Innendienst und Exkursionen – auch Zutaten einer gelungenen Maßnahme

Neben der von allen geliebten Feldarbeit war natürlich auch Innendienst angesagt. Dankenswerterweise standen hierfür die Räumlichkeiten des Historischen Museums in Botoşani zur Verfügung. Hier konnte damit begonnen werden, die gefundene Keramik zu erfassen und wichtige Einzelfunde per SfM in 3D-Modelle zu überführen. Auch die Interpratation und die Umzeichnungen der Magnetikergebnisse wurden bereits für die rumänischen Kollegen fertiggestellt.

Um den Studierenden auch einen gesamthistorischen Kontext über diese Region Rumäniens zu bieten, wurde schließlich noch eine Exkursion in das nahe Suceava durchgeführt. Das erst vor wenigen Jahren neu eröffnete Bucovina-Museum gibt einen Überblick über die Geschichte der Region von der Steinzeit bis zur Revolution von 1989 – im klaren Kontrast zu den oftmals noch aus den 1970’ern stammenden Museen, die bis vor wenigen Jahren in Rumänien die Regel darstellten.

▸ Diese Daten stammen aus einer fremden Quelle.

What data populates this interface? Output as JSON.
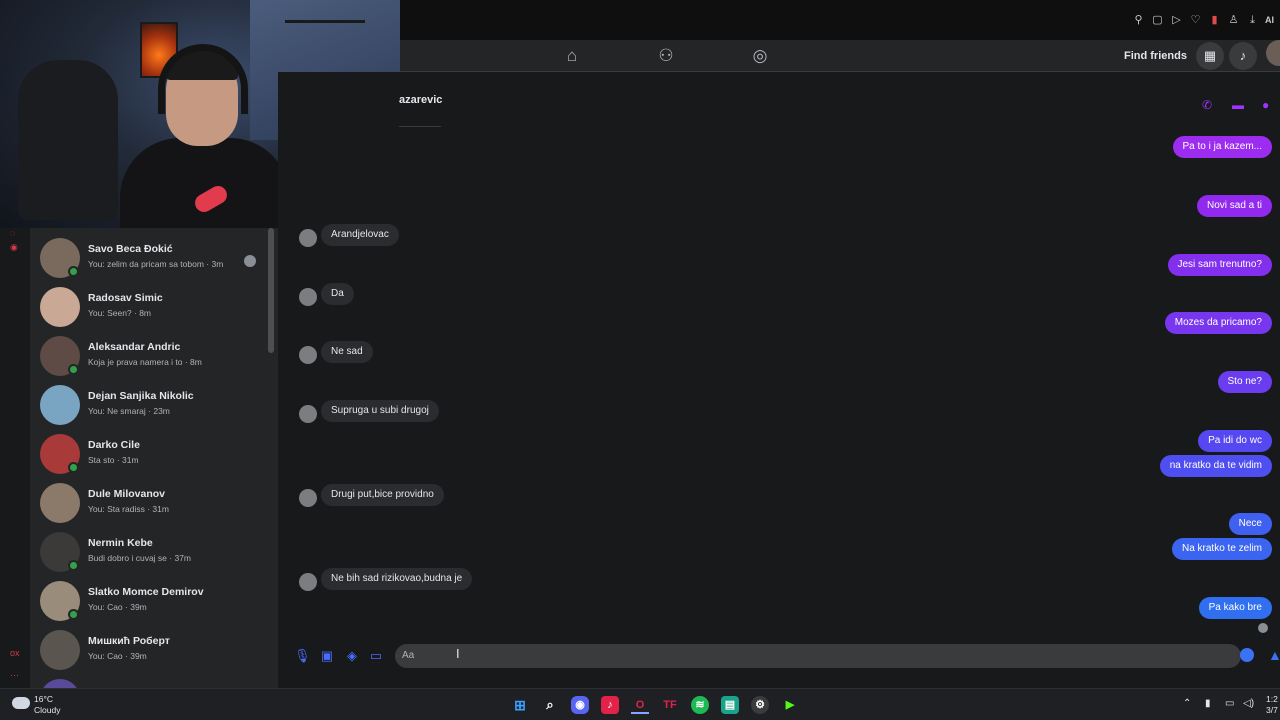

In die bewegte Zeit der Moldau als Region zwischen Mitteleuropa und dem Osmanischen Reich führte der Besuch der ebenfalls neu rekonstruierten Festung von Suceava. In diesem Kontext durfte natürlich auch ein Ausflug zu einem der auf der UNESCO-Weltkulturerbe-Liste stehenden Moldau-Klöster nicht fehlen, und so bekamen die Studierenden auf der Rückfahrt noch die Gelegenheit, sich das Kloster Voroneţ anzusehen, dessen Außenfassade detaillierte Malereien von Bibelszenen und von einem monumentalen jüngsten Gericht schmücken.

Dies alles führte dazu, das die Jungsemester in unserem Team einen mehr als intensiven Einblick in alle Facetten einer Archäologischen Kampagne bekamen – und hoffentlich wieder mitkommen wollen.